Хроники постсоветской гуманитарной науки. Банные, Лотмановские, Гаспаровские и другие чтения — страница 32 из 127

Лирике был посвящен и доклад Наталии Мазур «Подтекст versus топос: к вопросу о границах комментария»[133]. Речь в нем шла о стихотворении Баратынского «Последний поэт», а точнее, об одном его словосочетании — «голос волн». Докладчица не просто рассказала о том, как следует комментировать это место, но и познакомила аудиторию с ходом собственных разысканий. Сначала в поле ее зрения оказались сходные контексты, почерпнутые из литературы того же времени и того же национального ареала: Батюшков, Вяземский, Пушкин (у всех этих поэтов встречаются образы «говора валов», «шума морского» и проч.); затем к русской поэзии прибавилась французская поэзия того же периода (Ламартин, Гюго); затем — и здесь свою благотворную роль сыграл интернет — выяснилось, что «говор моря» (murmur maris) был чрезвычайно употребителен в латинской поэзии. Это заставило докладчицу обратиться к классическому труду Э.-Р. Курциуса «Европейская литература и латинское Средневековье», где в качестве главного инструмента для изучения подобных «общих мест» поэзии предложено понятие «топос». Говор морских волн — это не что иное, как классический топос, присутствующий почти у всех латинских поэтов, причем зачастую уже в виде чистой метафоры. Однако сама по себе эта информация еще никак не помогает прояснить функцию, в которой данный топос используется в стихотворении Баратынского. Для этого приходится искать не только топосы, но и источники; таковыми оказываются псалмы в дальней перспективе и «Гений христианства» Шатобриана в перспективе более близкой и более актуальной для Баратынского, переводившего отрывки из этой книги. Именно Шатобриан истолковывает «говор волн» как доказательство мудрости Божьего промысла, как «хвалебный гимн отцу миров», именно он оплакивает в связи с этим выпадение современного человека из мировой гармонии (это тот самый смысл, который эксплицируется в позднейшем французском автопереводе «Последнего поэта» на французский язык — тексте, в котором идет речь о «голосе гармонической бездны, воспевающей гостеприимство Создателя»). Соотношение топоса и метафоры, источника и подтекста вызвало в ходе обсуждения оживленный обмен репликами; самая поразительная из них принадлежала Н. В. Брагинской и касалась реплик Иисуса Христа в «Деяниях апостолов», которые, как выяснилось, имеют непосредственным источником не что иное, как фрагменты из Гомера и из «Вакханок» Еврипида.

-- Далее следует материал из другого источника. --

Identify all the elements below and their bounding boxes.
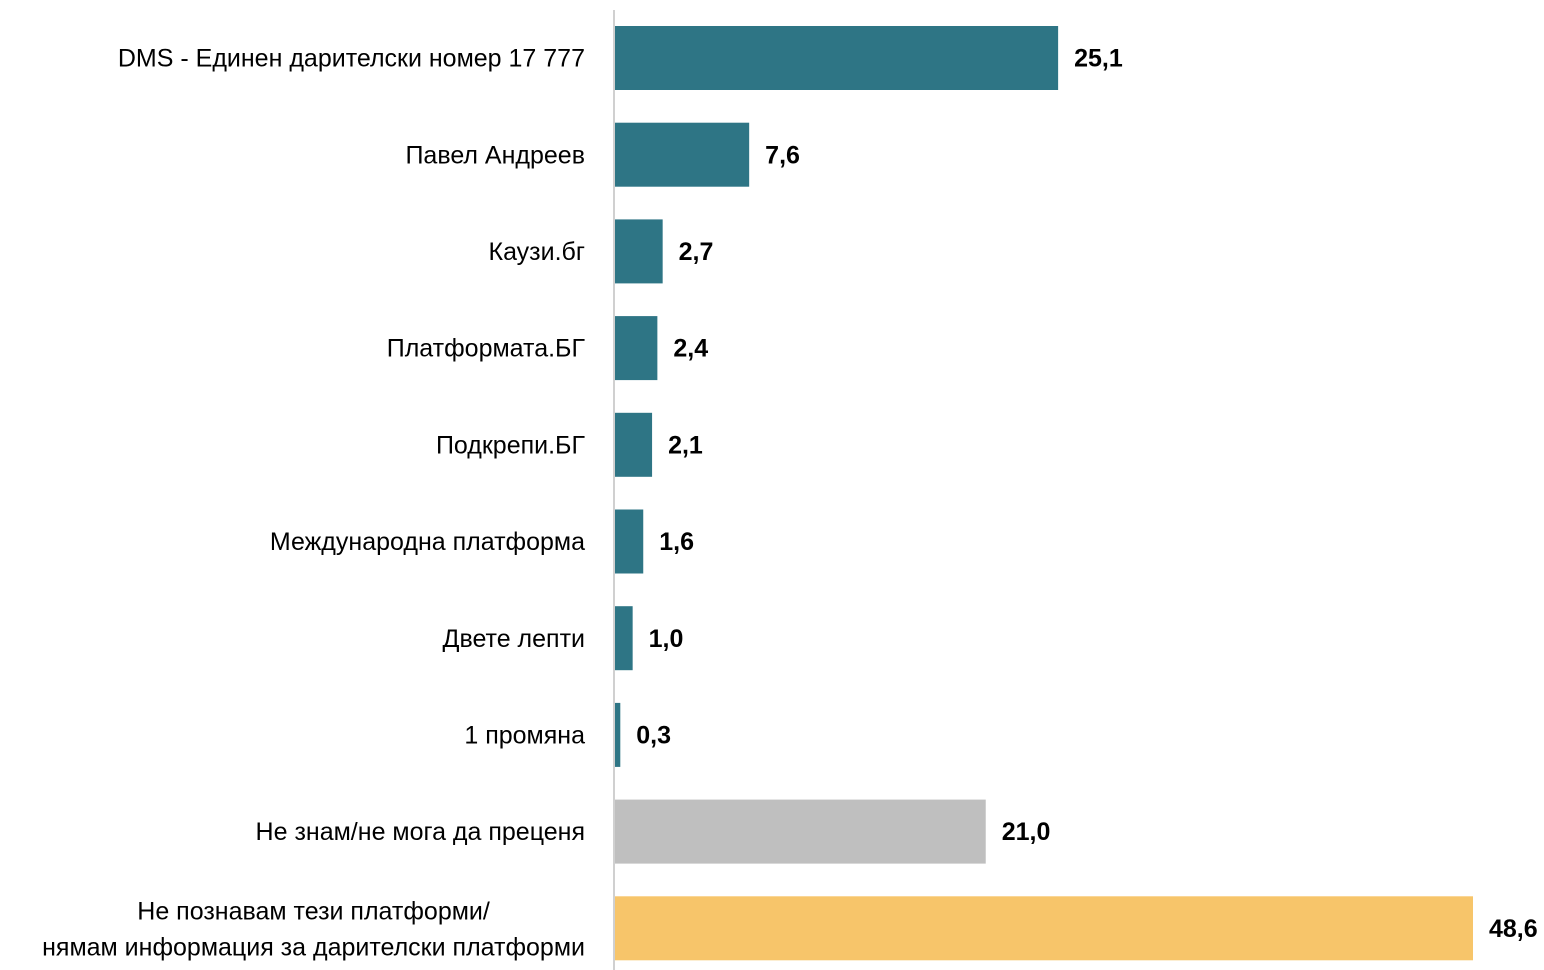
value-label: 21,0 [1002, 818, 1051, 846]
category-label: Не познавам тези платформи/нямам информа… [42, 897, 585, 961]
category-label: Не знам/не мога да преценя [256, 818, 585, 846]
value-label: 2,4 [673, 335, 708, 363]
category-label: 1 промяна [464, 722, 585, 750]
category-label: Международна платформа [270, 528, 585, 556]
value-label: 25,1 [1074, 45, 1123, 73]
bar [615, 509, 644, 574]
bar [615, 219, 663, 284]
bar [615, 412, 653, 477]
bar [615, 799, 986, 864]
bar [615, 316, 658, 381]
category-label: DMS - Единен дарителски номер 17 777 [118, 45, 585, 73]
category-label: Павел Андреев [405, 141, 585, 169]
value-label: 1,6 [659, 528, 694, 556]
value-label: 0,3 [636, 722, 671, 750]
value-label: 2,7 [679, 238, 714, 266]
category-label: Подкрепи.БГ [436, 431, 586, 459]
bar [615, 606, 633, 671]
bar [615, 702, 621, 767]
value-label: 7,6 [765, 141, 800, 169]
category-label: Каузи.бг [489, 238, 586, 266]
bar [615, 26, 1059, 90]
bar [615, 122, 750, 187]
category-label: Двете лепти [443, 625, 585, 653]
value-label: 1,0 [649, 625, 684, 653]
value-label: 48,6 [1489, 915, 1538, 943]
category-label: Платформата.БГ [387, 335, 586, 363]
value-label: 2,1 [668, 431, 703, 459]
bar [615, 896, 1473, 961]
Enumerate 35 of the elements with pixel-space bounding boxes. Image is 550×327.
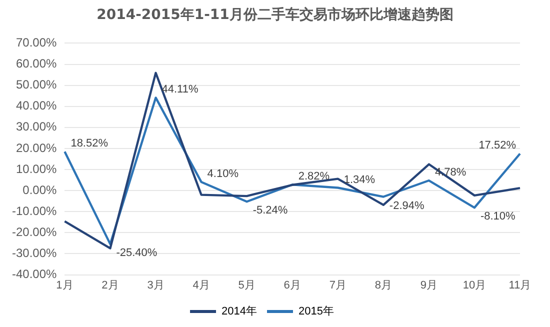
x-tick-label: 3月 (147, 279, 164, 292)
y-tick-label: -10.00% (12, 204, 58, 218)
x-tick-label: 8月 (374, 279, 392, 292)
x-tick-label: 5月 (238, 279, 256, 292)
y-tick-label: 50.00% (16, 78, 58, 92)
data-label: 4.10% (207, 168, 239, 180)
x-tick-label: 6月 (284, 279, 301, 292)
legend-label: 2014年 (222, 306, 258, 318)
x-tick-label: 9月 (420, 279, 438, 292)
y-tick-label: -20.00% (12, 225, 58, 240)
data-label: 1.34% (344, 174, 376, 186)
data-label: -5.24% (252, 204, 288, 217)
data-label: -25.40% (116, 247, 158, 260)
y-tick-label: 0.00% (22, 182, 58, 197)
y-tick-label: 40.00% (16, 98, 58, 113)
x-tick-label: 1月 (56, 279, 74, 292)
legend-label: 2015年 (298, 306, 334, 318)
y-tick-label: 20.00% (16, 140, 58, 155)
data-label: 2.82% (298, 170, 330, 183)
data-label: -2.94% (389, 200, 424, 212)
x-tick-label: 11月 (508, 279, 532, 292)
y-tick-label: -40.00% (12, 267, 58, 282)
x-tick-label: 10月 (462, 279, 486, 292)
y-tick-label: 30.00% (16, 120, 58, 134)
y-tick-label: 60.00% (16, 56, 58, 71)
y-tick-label: 10.00% (16, 162, 58, 176)
chart-title: 2014-2015年1-11月份二手车交易市场环比增速趋势图 (96, 6, 454, 24)
x-tick-label: 7月 (329, 279, 346, 292)
y-tick-label: -30.00% (12, 246, 58, 260)
x-tick-label: 2月 (102, 279, 119, 292)
data-label: 17.52% (478, 140, 516, 152)
data-label: 18.52% (70, 138, 108, 150)
data-label: -8.10% (480, 210, 516, 223)
y-tick-label: 70.00% (16, 36, 58, 50)
x-tick-label: 4月 (192, 279, 210, 292)
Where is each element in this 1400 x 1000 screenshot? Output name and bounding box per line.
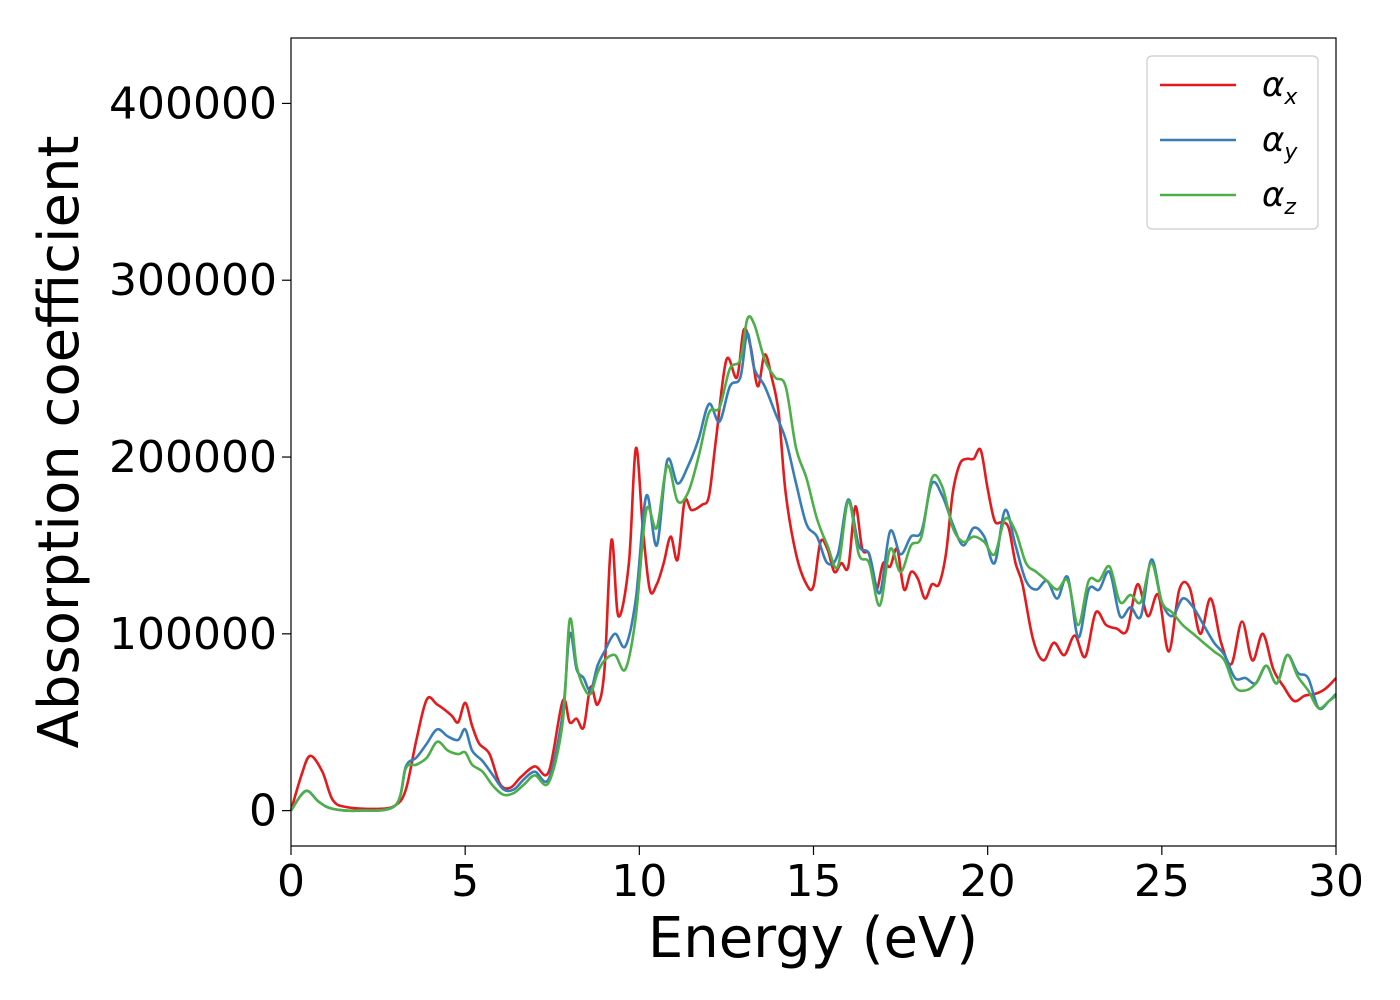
legend-label-subscript: x bbox=[1283, 85, 1298, 110]
series-layer bbox=[289, 315, 1337, 813]
legend-label-subscript: z bbox=[1283, 195, 1296, 220]
legend-label-base: α bbox=[1262, 65, 1284, 105]
x-tick-label: 15 bbox=[786, 856, 842, 907]
series-line-y bbox=[289, 331, 1337, 813]
y-tick-label: 0 bbox=[249, 786, 277, 837]
y-axis-label: Absorption coefficient bbox=[27, 136, 92, 749]
x-tick-label: 25 bbox=[1134, 856, 1190, 907]
y-tick-label: 400000 bbox=[109, 78, 277, 129]
series-line-x bbox=[289, 327, 1337, 811]
y-axis: 0 100000 200000 300000 400000 bbox=[109, 78, 291, 837]
legend-label-subscript: y bbox=[1283, 140, 1298, 165]
y-tick-label: 100000 bbox=[109, 609, 277, 660]
x-tick-label: 30 bbox=[1308, 856, 1364, 907]
x-tick-label: 20 bbox=[960, 856, 1016, 907]
legend-box bbox=[1146, 55, 1319, 230]
x-tick-label: 5 bbox=[451, 856, 479, 907]
legend-label-x: αx bbox=[1262, 65, 1298, 110]
legend-label-z: αz bbox=[1262, 175, 1296, 220]
y-tick-label: 200000 bbox=[109, 432, 277, 483]
x-tick-label: 0 bbox=[277, 856, 305, 907]
series-line-z bbox=[289, 315, 1337, 813]
y-tick-label: 300000 bbox=[109, 255, 277, 306]
legend-label-base: α bbox=[1262, 175, 1284, 215]
x-axis: 0 5 10 15 20 25 30 bbox=[277, 846, 1364, 907]
x-tick-label: 10 bbox=[611, 856, 667, 907]
legend-label-base: α bbox=[1262, 120, 1284, 160]
x-axis-label: Energy (eV) bbox=[648, 906, 978, 971]
legend-label-y: αy bbox=[1262, 120, 1298, 165]
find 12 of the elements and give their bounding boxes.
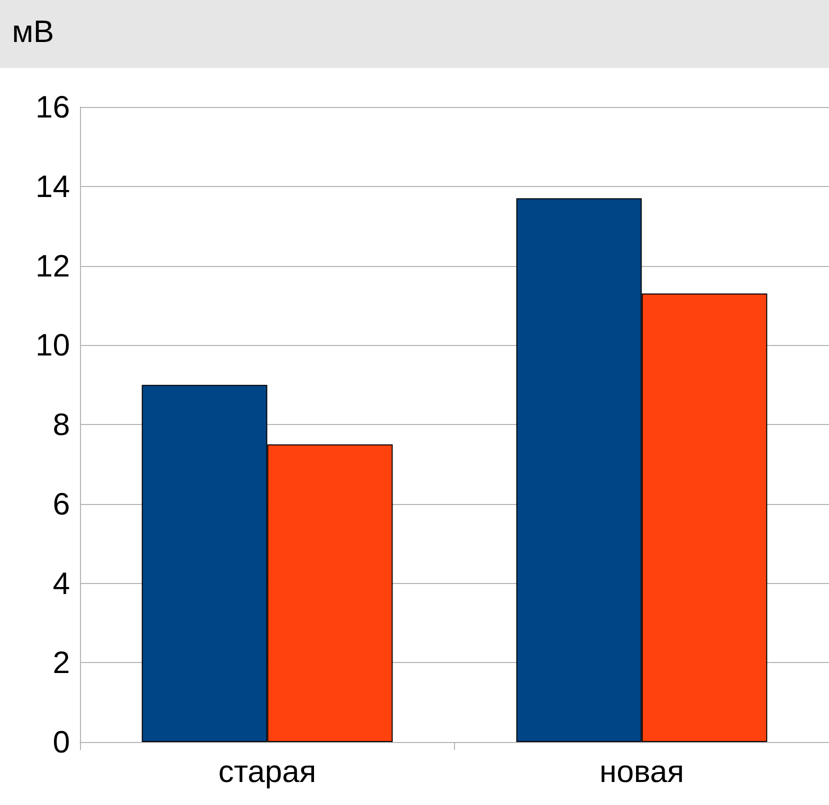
y-tick-label: 0 — [52, 724, 70, 760]
y-tick-label: 10 — [36, 328, 70, 363]
y-tick-label: 16 — [36, 90, 70, 124]
y-tick-label: 6 — [52, 486, 70, 522]
y-tick-label: 12 — [36, 248, 70, 284]
y-axis-title: мВ — [12, 14, 54, 50]
y-tick-label: 2 — [52, 645, 70, 680]
y-tick-label: 8 — [52, 407, 70, 442]
x-tick-label: новая — [599, 754, 684, 789]
y-tick-label: 4 — [52, 566, 70, 601]
x-tick-label: старая — [218, 754, 316, 789]
y-tick-label: 14 — [36, 168, 70, 204]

Три следующих доклада были посвящены комментариям, так или иначе связанным с невербальными видами искусства.

Раиса КирсановаИзображение как источник литературного текста») рассмотрела два сюжета. Первый был связан с комментированием фразы из романа Мельникова-Печерского «Старые годы», где в качестве выразительной детали старинного костюма названа прическа с корабликом. Прическа эта любопытна тем, что ее можно очень четко датировать (она была изобретена французским парикмахером Леонаром для королевы Марии-Антуанетты сразу после морского сражения при Бресте, которое произошло в 1778 году); более того, она была многократно описана и даже изображалась на картинках в модных журналах, однако в реальной жизни никогда не встречалась и осталась в культурной памяти только как словесный образ. Напротив, во втором случае за словесным образом встают совершенно реальные обстоятельства «костюмного» характера. Персонаж пушкинской «Истории села Горюхина», который стоял «растопыря ноги наподобие буквы хера и подбочась наподобие ферта», принял эту позу вынужденно: полы тогдашнего модного мужского кафтана были такими же жесткими, как женские фижмы, и просто не позволяли опустить руки.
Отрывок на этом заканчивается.